We put telescopes in space to prevent interference from the atmosphere and peripheral sources of radiation, but sometimes even that is not enough. The NuSTAR X-Ray telescope has had to cope with radiation leaking in from objects near the ones it is looking at, making it harder to detect a signal in the noise. However, astronomers have found a way to use this “nuisance light”, giving NuSTAR a wider effective field of view than expected, and have now published the first paper based on an object studied in this way.
SMC X-1 is a system that contains a neutron star a little more massive than the Sun, which is bright in the X-ray part of the spectrum. However, that brightness varies dramatically, and astronomers are keen to understand how and why. In The Astrophysical Journal, one team provides some answers, using nuisance light that crept into NuSTAR.
SMC X-1's name comes from its location in the Small Magellanic Cloud, one of the closest galaxies outside our own. It's a binary pulsar that shows considerable flaring activity that's been puzzling astronomers for a long time.
SMC X-1's variation is partly explained by its orbit around another, 15 times more massive, star, which sometimes hides it from our perspective, but astronomers suspect something else is going on. The paper isn't able to fully solve this puzzle, but does provide information about the mass SMC X-1 is capturing from its larger and less dense neighbor, causing it to increase its rate of spin.

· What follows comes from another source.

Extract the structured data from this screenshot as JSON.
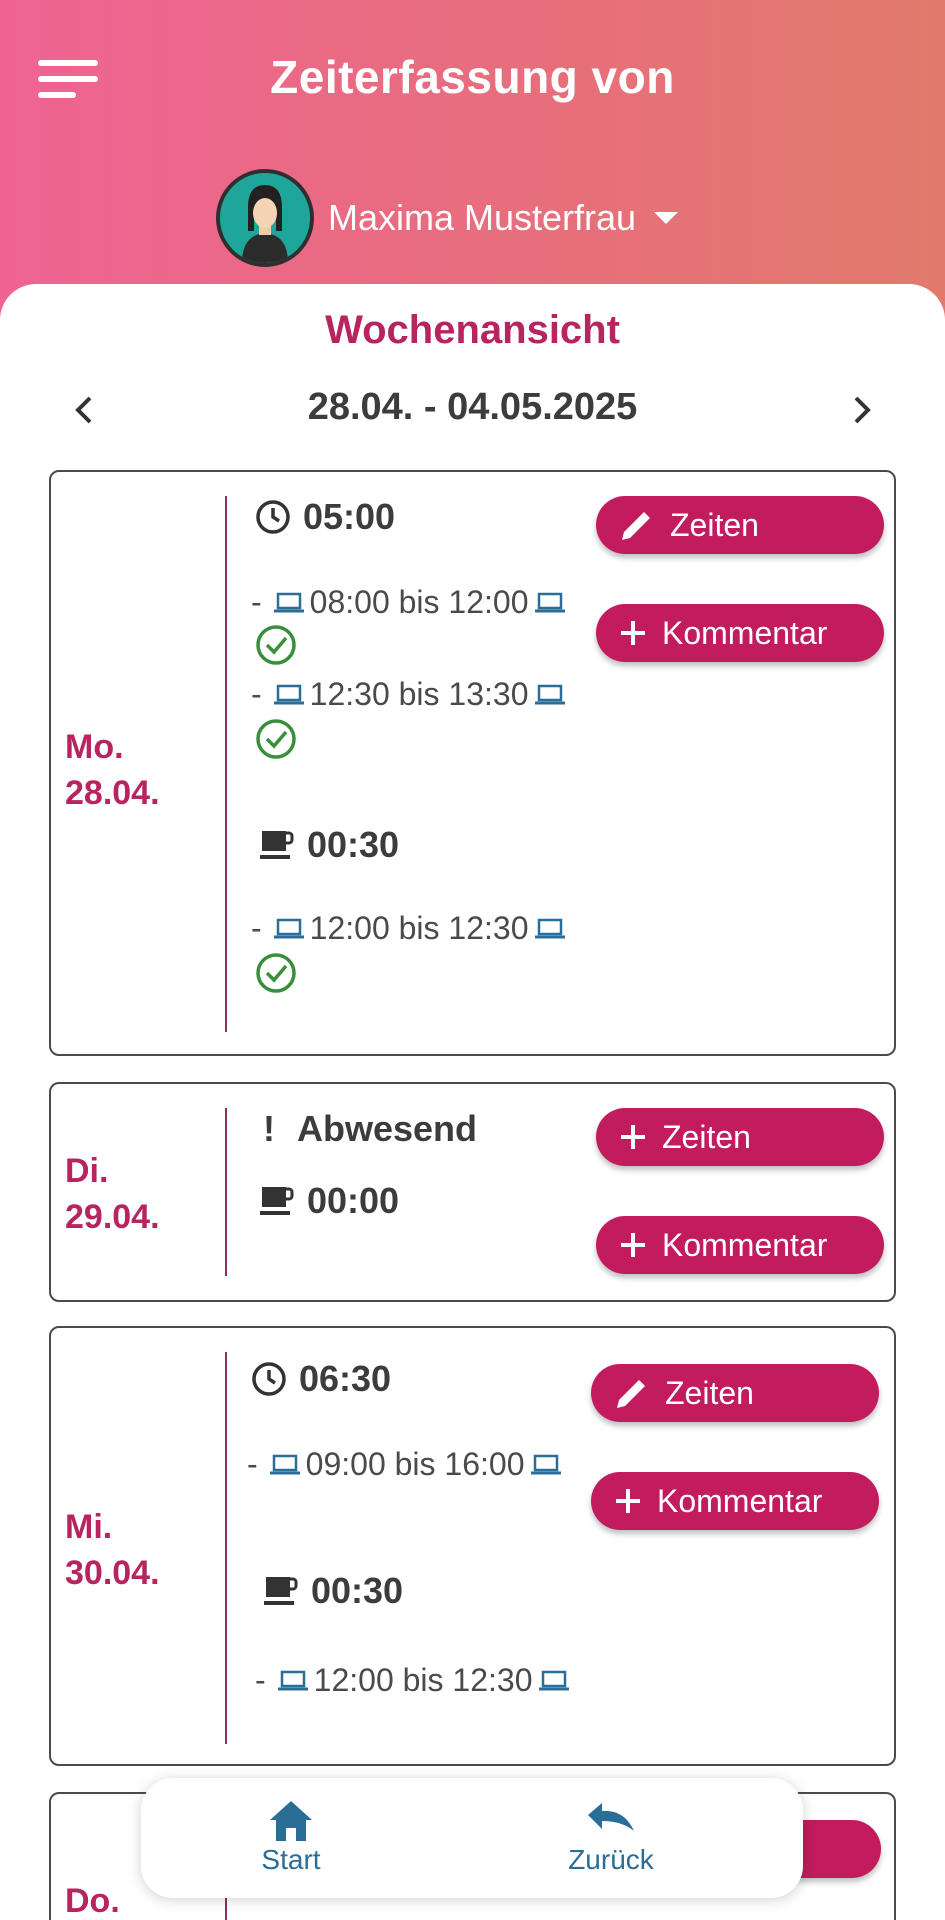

X-Rays are a particularly hard part of the electromagnetic spectrum to study, because the atmosphere does such a good job of blocking them. X-Ray astronomy only got started when rockets carried the first instruments to great heights, and became a serious field once we could put X-Ray telescopes in orbit. With so few telescopes in space, however, time on them is even shorter than for other important instruments, so we don't get to study SMC X-1 nearly as much as anyone in the field would like.
Things change, however, if you can collect data on multiple objects at once. As Dr Brian Grefenstette of Caltech put it in a statement; "Imagine sitting in a quiet movie theater, watching a drama, and hearing the explosions in the action movie playing next door. In the past, that's what the stray light was like—a distraction from what we were trying to focus on. Now we have the tools to turn that extra noise into useful data, opening an entire new way of using NuSTAR to study the universe."
Grefenstette leads what is called the StrayCats team, extracting information about 80 X-Ray objects that are bright enough, and close enough in the sky to other targets, that NuSTAR has picked up significant amounts of nuisance radiation from them. For some of them, this marks a substantial expansion in the time period over which we can track their brightness, even if we don't have the sort of focused images produced by looking directly at an X-ray source.
SMC X-1 is a particularly good example, because there are so many other X-ray sources in the Magellanic clouds that NuSTAR spends a lot of time looking at objects close to it. At its peaks, it is bright enough that plenty of its light creeps into nearby fields of view. Nevertheless, there are likely to be many other objects that will become the subjects of papers using the techniques first demonstrated here.